Semua teman-teman Dariel berpamitan pulang satu per satu begitupun Ara yang pulang bersama keluarganya. Dariel sendiri akhirnya memilih menginap dirumah orang tuanya atas permintaan ibu.

"Padahal ibu aja yang cuci piring."

"Ga papa Bu, kasian ibu, ya udah masak, udah nyiapin acaranya masa cuci piring juga."

"Ga papa namanya juga acara, lagian tadi dibantuin kok sama yang lain.."

"Padahal mereka udah kasih kejutan di kantor."

"Ya kan beda, ini dari Ara.."

"Udah aku tebak deh, dia yang rencanain ini."

"Dia tuh perhatian sama kamu berarti, udah dari jauh-jauh hari ngomongin ini pake ada acara susun rencana supaya timingnya pas, supaya kamu ga curiga."

"Tapi aku emang ga curiga sama sekali, temen-temen aku ngucapin di kantor, ibu sama bapak juga udah ngucapin. Jadi aku mikirnya mungkin udah sampe situ."

"Berarti kejutannya berhasil. Aku masih belum percaya om Kenan sama Tante Sica ngasih mobil."

"Mereka tuh bingung Riel sampe sempet nanya ke bapak, kira-kira kalo kamu dikasih mobil gimana reaksinya. Mereka takut kamu bakalan nolak atau kesinggung."

"Dibanding kesinggung, aku sebenernya malu aja Bu. Apa ga berlebihan?."

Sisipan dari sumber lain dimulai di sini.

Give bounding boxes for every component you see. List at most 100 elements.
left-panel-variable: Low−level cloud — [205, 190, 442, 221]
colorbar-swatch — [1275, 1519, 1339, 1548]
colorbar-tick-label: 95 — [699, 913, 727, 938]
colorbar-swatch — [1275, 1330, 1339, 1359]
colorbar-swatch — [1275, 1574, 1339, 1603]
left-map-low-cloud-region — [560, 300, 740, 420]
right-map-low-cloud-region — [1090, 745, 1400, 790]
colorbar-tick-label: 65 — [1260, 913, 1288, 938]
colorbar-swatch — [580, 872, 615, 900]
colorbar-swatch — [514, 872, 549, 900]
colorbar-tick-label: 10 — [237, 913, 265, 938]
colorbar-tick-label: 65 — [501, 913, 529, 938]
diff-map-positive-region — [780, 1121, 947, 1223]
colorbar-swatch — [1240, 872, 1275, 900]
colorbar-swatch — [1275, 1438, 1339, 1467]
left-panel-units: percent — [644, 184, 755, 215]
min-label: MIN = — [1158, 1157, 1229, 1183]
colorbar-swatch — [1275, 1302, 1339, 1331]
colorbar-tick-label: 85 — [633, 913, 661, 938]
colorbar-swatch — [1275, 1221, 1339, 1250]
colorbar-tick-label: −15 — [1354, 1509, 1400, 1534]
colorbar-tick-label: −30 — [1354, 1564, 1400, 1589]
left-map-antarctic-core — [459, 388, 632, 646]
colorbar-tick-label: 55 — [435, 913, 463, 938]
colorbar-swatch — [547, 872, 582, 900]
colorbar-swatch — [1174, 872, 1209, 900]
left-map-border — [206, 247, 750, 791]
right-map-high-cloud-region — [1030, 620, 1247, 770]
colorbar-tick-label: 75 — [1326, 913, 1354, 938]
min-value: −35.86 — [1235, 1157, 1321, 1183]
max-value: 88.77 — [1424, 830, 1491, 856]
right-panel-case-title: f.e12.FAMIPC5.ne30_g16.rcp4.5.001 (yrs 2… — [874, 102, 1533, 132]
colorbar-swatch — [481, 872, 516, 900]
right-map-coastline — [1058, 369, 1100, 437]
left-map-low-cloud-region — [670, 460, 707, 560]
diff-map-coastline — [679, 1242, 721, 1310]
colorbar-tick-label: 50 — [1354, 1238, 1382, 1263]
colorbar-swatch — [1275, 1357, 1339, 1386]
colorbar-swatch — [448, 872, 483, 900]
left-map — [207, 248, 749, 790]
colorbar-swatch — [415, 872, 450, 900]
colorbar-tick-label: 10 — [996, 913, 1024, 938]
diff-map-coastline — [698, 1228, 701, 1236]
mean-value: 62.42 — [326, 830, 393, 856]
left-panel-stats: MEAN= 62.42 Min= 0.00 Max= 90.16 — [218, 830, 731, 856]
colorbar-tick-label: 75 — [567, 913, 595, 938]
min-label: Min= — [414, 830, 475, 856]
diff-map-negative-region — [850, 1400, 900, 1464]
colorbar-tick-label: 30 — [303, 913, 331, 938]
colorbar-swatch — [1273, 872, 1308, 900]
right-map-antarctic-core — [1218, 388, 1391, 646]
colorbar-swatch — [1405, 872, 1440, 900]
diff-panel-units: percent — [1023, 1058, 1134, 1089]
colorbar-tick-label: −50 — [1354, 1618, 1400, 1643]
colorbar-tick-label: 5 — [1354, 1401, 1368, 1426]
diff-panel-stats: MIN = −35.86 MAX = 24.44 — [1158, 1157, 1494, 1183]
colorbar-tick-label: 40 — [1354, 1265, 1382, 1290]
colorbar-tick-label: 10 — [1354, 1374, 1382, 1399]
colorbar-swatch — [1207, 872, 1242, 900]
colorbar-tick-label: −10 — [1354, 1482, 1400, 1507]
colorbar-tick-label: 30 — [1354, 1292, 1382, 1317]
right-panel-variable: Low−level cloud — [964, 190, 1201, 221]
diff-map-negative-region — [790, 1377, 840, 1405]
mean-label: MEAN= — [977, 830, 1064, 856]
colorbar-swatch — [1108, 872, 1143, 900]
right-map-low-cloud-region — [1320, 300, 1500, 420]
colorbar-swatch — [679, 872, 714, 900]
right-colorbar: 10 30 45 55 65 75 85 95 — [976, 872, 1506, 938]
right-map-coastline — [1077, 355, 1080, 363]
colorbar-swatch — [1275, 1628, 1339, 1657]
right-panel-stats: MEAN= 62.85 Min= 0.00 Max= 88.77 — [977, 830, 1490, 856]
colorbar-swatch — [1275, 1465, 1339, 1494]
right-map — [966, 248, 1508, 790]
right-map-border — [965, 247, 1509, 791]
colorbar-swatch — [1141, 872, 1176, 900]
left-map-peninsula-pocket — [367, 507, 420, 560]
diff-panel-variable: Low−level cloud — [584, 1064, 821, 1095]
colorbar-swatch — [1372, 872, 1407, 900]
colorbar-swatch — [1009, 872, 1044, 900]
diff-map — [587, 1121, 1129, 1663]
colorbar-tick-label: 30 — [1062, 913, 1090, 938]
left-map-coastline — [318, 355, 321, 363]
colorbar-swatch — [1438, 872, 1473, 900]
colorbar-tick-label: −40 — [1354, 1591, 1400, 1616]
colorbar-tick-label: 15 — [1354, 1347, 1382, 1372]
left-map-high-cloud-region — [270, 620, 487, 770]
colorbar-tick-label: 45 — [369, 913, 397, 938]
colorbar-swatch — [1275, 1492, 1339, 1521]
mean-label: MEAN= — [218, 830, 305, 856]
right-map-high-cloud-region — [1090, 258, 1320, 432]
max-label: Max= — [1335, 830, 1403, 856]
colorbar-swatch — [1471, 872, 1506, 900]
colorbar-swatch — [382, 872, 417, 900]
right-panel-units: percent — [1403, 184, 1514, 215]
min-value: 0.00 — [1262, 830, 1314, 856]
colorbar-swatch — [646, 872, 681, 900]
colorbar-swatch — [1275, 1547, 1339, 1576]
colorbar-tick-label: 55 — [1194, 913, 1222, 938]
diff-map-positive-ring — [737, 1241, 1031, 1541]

"Mungkin engga buat mereka. Segitu apa sih artinya?. Dibanding uang, mereka cuman pingin makasih aja kamu bikin anaknya seneng. Ara kan anak perempuan satu-satunya jadi jelas bapaknya bakalan bersikap kaya gitu. Anggap aja itu sebagai hadiah buat perlakuan kamu sama Ara. Sekalinya kamu berbuat baik mungkin mereka bisa bales sama beribu kebaikan tapi kalo kamu sampe berbuat yang engga-engga jangan harap kamu diampuni, makannya jangan berbuat macem-macem Riel.."

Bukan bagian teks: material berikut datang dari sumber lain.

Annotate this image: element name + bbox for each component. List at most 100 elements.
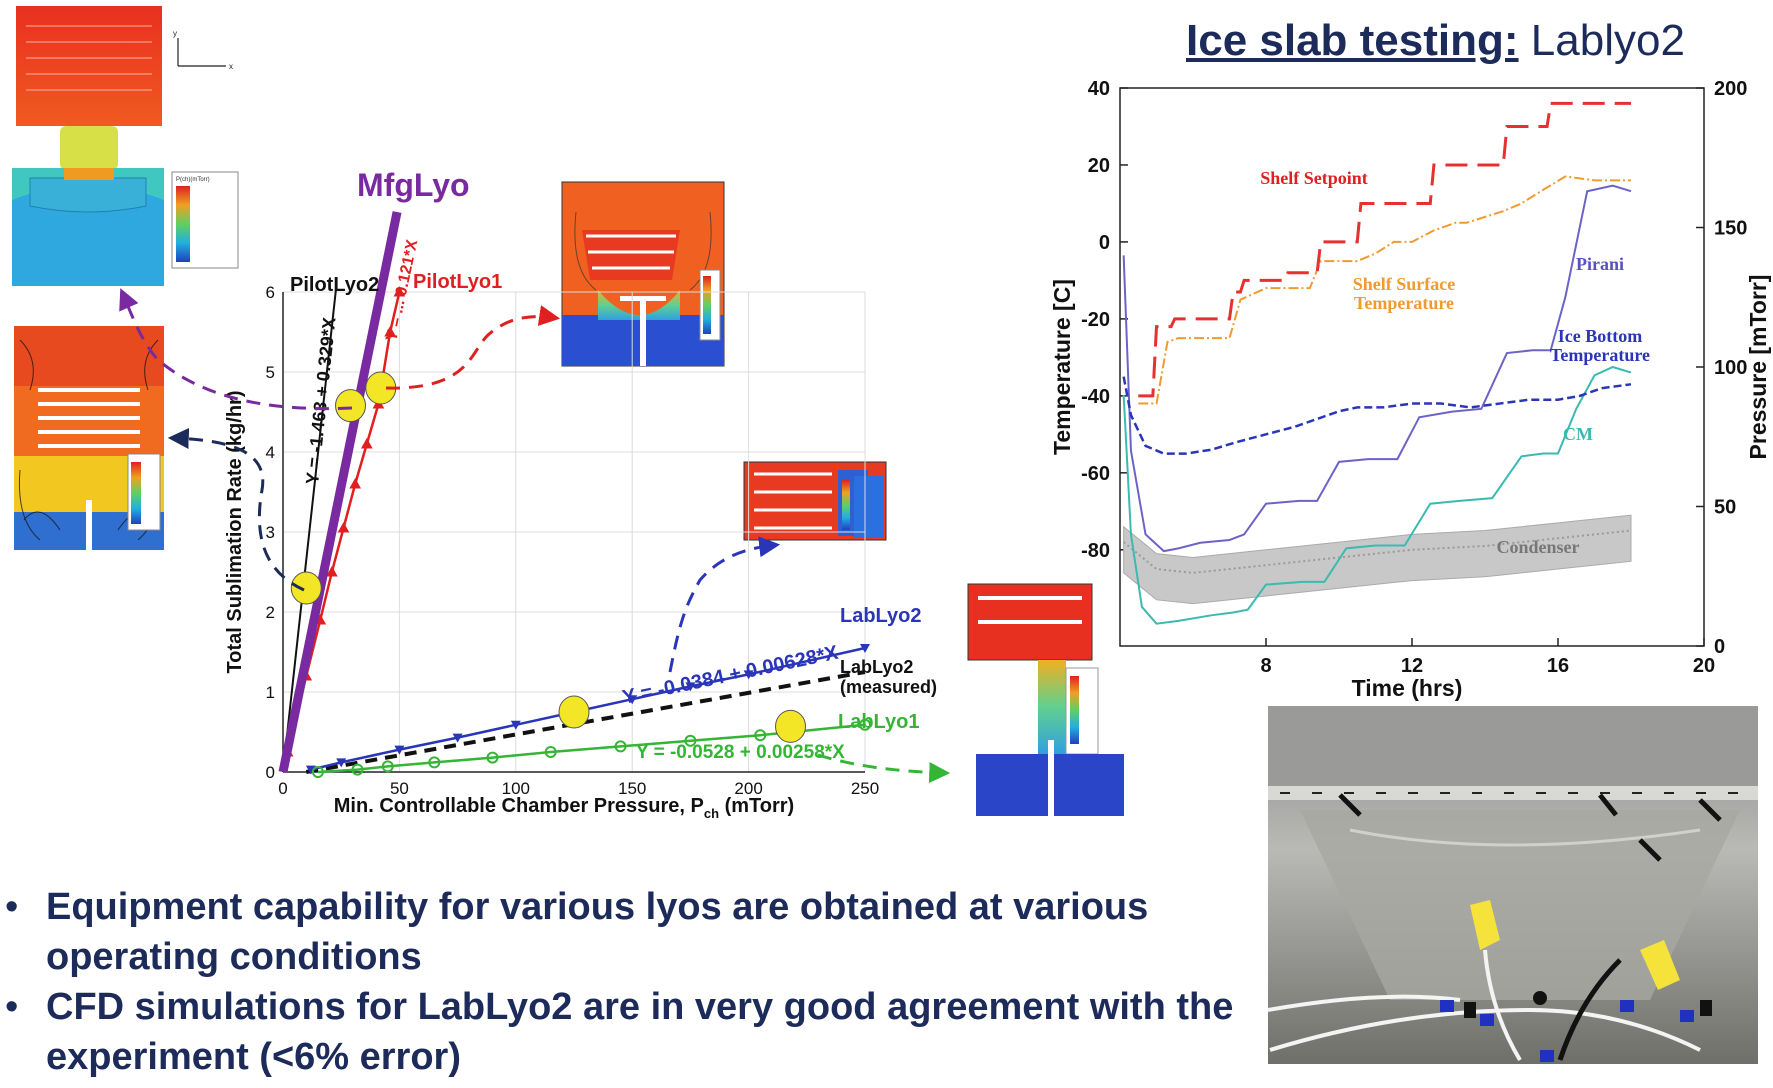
axis-x-label: x [229, 62, 233, 71]
series-label-mfglyo: MfgLyo [357, 167, 470, 203]
series-label-shelf-setpoint: Shelf Setpoint [1260, 168, 1368, 188]
cfd-legend-title: P(ch)(mTorr) [176, 177, 210, 183]
series-line-ice-bottom [1122, 376, 1632, 455]
arrow-lablyo1 [817, 753, 951, 784]
series-line-lablyo2 [310, 646, 866, 771]
bullet-text: Equipment capability for various lyos ar… [46, 886, 1149, 978]
y-axis-label: Total Sublimation Rate (kg/hr) [224, 391, 246, 674]
data-point-pilotlyo1 [360, 437, 373, 449]
cfd-image-lablyo2 [743, 461, 887, 541]
data-point-lablyo2 [510, 720, 521, 730]
series-label-pilotlyo1: PilotLyo1 [413, 271, 502, 293]
y2-tick-label: 100 [1714, 357, 1747, 379]
equation-lablyo1: Y = -0.0528 + 0.00258*X [636, 742, 845, 763]
y2-tick-label: 150 [1714, 218, 1747, 240]
data-point-lablyo1 [859, 718, 871, 731]
data-point-pilotlyo1 [326, 565, 338, 577]
highlight-marker [558, 695, 590, 729]
series-label-lablyo1: LabLyo1 [838, 711, 920, 733]
data-point-lablyo2 [685, 682, 696, 692]
y-tick-label: 3 [266, 523, 275, 542]
data-point-lablyo1 [428, 756, 441, 769]
series-label-lablyo2-measured: LabLyo2 (measured) [840, 657, 937, 697]
data-point-lablyo1 [684, 734, 697, 747]
y-tick-label: 0 [266, 763, 275, 782]
axis-y-label: y [173, 29, 177, 38]
x-tick-label: 12 [1401, 655, 1423, 677]
series-label-pirani: Pirani [1576, 254, 1624, 274]
series-label-condenser: Condenser [1496, 537, 1579, 557]
page-title: Ice slab testing: Lablyo2 [1186, 16, 1685, 66]
series-line-shelf-surface [1138, 175, 1631, 405]
arrow-pilotlyo1 [385, 305, 561, 390]
cfd-image-pilotlyo2 [14, 326, 164, 550]
data-point-pilotlyo1 [337, 521, 350, 533]
arrow-lablyo2 [668, 536, 781, 673]
x-tick-label: 200 [734, 779, 762, 798]
data-point-lablyo2 [627, 695, 638, 705]
y-tick-label: -40 [1081, 386, 1110, 408]
y-tick-label: 6 [266, 283, 275, 302]
series-line-lablyo1 [317, 723, 866, 774]
y-axis-label: Temperature [C] [1049, 279, 1075, 455]
x-tick-label: 100 [502, 779, 530, 798]
x-tick-label: 250 [851, 779, 879, 798]
series-label-lablyo2: LabLyo2 [840, 605, 922, 627]
x-tick-label: 0 [278, 779, 287, 798]
y-tick-label: 4 [266, 443, 275, 462]
y2-axis-label: Pressure [mTorr] [1745, 275, 1771, 460]
x-tick-label: 50 [390, 779, 409, 798]
x-axis-label: Min. Controllable Chamber Pressure, Pch … [334, 795, 794, 821]
x-tick-label: 150 [618, 779, 646, 798]
series-label-shelf-surface: Shelf Surface Temperature [1353, 274, 1456, 313]
series-line-pilotlyo1 [286, 291, 401, 753]
y-tick-label: 20 [1088, 155, 1110, 177]
equation-pilotlyo2: Y = -1.463 + 0.329*X [302, 316, 339, 485]
series-label-pilotlyo2: PilotLyo2 [290, 274, 379, 296]
series-line-condenser [1123, 529, 1632, 574]
data-point-pilotlyo1 [384, 325, 396, 337]
y2-tick-label: 50 [1714, 497, 1736, 519]
data-point-lablyo1 [544, 746, 557, 758]
cfd-image-lablyo1 [967, 583, 1124, 816]
data-point-lablyo1 [486, 751, 499, 764]
data-point-lablyo2 [743, 670, 754, 680]
data-point-pilotlyo1 [393, 285, 406, 297]
highlight-marker [775, 709, 807, 743]
bullet-item: • Equipment capability for various lyos a… [0, 882, 1270, 982]
y-tick-label: -60 [1081, 463, 1110, 485]
data-point-lablyo2 [394, 745, 405, 755]
data-point-lablyo1 [351, 763, 364, 776]
y-tick-label: -20 [1081, 309, 1110, 331]
highlight-marker [335, 389, 367, 423]
data-point-lablyo2 [305, 765, 316, 775]
x-axis-label: Time (hrs) [1352, 675, 1463, 701]
arrow-pilotlyo2 [167, 428, 305, 592]
y-tick-label: 5 [266, 363, 275, 382]
y-tick-label: 1 [266, 683, 275, 702]
series-label-ice-bottom: Ice Bottom Temperature [1550, 326, 1650, 365]
y-tick-label: 2 [266, 603, 275, 622]
cfd-image-pilotlyo1 [561, 181, 725, 367]
y2-tick-label: 200 [1714, 78, 1747, 100]
y-tick-label: -80 [1081, 540, 1110, 562]
page-title-rest: Lablyo2 [1530, 16, 1685, 65]
bullet-text: CFD simulations for LabLyo2 are in very … [46, 986, 1234, 1078]
y-tick-label: 0 [1099, 232, 1110, 254]
y2-tick-label: 0 [1714, 636, 1725, 658]
page-title-bold: Ice slab testing: [1186, 16, 1519, 65]
equation-lablyo2: Y = -0.0384 + 0.00628*X [620, 642, 840, 709]
bullet-list: • Equipment capability for various lyos a… [0, 882, 1270, 1082]
data-point-lablyo1 [311, 766, 324, 778]
data-point-pilotlyo1 [349, 477, 362, 489]
y-tick-label: 40 [1088, 78, 1110, 100]
data-point-lablyo1 [381, 760, 394, 773]
ice-slab-photo [1267, 706, 1758, 1064]
bullet-item: • CFD simulations for LabLyo2 are in very… [0, 982, 1270, 1082]
series-line-pirani [1122, 184, 1632, 553]
series-line-pilotlyo2 [282, 283, 338, 773]
x-tick-label: 16 [1547, 655, 1569, 677]
series-line-cm [1122, 365, 1632, 625]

"Engga kok, Dariel ga macem-macem."

"Ibu tuh sedikit khawatir waktu pertama kamu bilang suka terus pacaran apalagi tunangan sama Ara. Bukan karena ga suka sama Ara tapi Inget loh Riel mereka tuh bukan orang sembarang. Kamu buat salah dikit apalagi sampe sakitin anaknya mereka bisa berbuat apa aja."

"Bu, ibu ga usah khawatir, aku sama Ara baik-baik aja. Hubungan kita bahkan sangat baik dan sehat."

"Ibu ga mau diperlakukan ga adil aja sama mereka."

"Bu..mereka baik kok sama aku, mau dikantor, mau diluar." Dariel meyakinkan.

"Bu...Dariel mau nikah." Ucap Dariel disela-sela kegiatan cuci piringnya. Sang ibu kini menatap kearahnya.

"Kamu ini lagi seurius atau cuman curhat aja?."

"Seurius Bu, Dariel mau nikah sama Ara, om Ken udah ijinin..."

"Bener?."

"Bener Bu, tadi om Ken bilang sendiri sama Dariel."

"Akhirnya...yang kamu pingin bisa kewujud juga." Ibunya sambil mengusap pelan punggung Dariel.

"Ibu jangan jadi khawatir juga. Aku udah tahu resiko nikahin Ara."

"Iya ibu percaya, nanti kita bicarain sama bapak, ibu bilang apa juga, udah tinggal disini dulu.."

"Rumah nanti kosong Bu, ga baik ninggalin rumah terlalu lama."

"Ya tetep aja, pokoknya selama persiapan pernikahan kamu disini aja sama bapak sama ibu.."

"Iya Bu.." Dariel akhirnya menurut. Dia tak ingin berdebat soal persiapan pernikahannya dengan ibu, baginya ibu sudah perhatian pun Dariel senang. Kini dia mencuci tangannya dan menyelesaikan tugas mencuci piring.

"Bu..." Dariel membuat ibunya menoleh. Kini tanpa ragu Dariel memeluk ibunya.

"Makasih, kalo ga ada ibu sama bapak aku ga tahu siapa yang mau nganterin aku nikah." Ucapan Dariel membuat ibunya terharu sedikit. Dalam pelukan itu sang ibu hanya mengangguk.

"Ada apa nih peluk-peluk?." Pak Stefan sudah ada disana bersama Serena. Tante Vani kini melepaskan pelukannya namun tetap merangkul pinggang Dariel.

"Ayo bilang sama bapak."

"Pak Dariel mau nikah." Ucap Dariel dengan senyuman mengembang.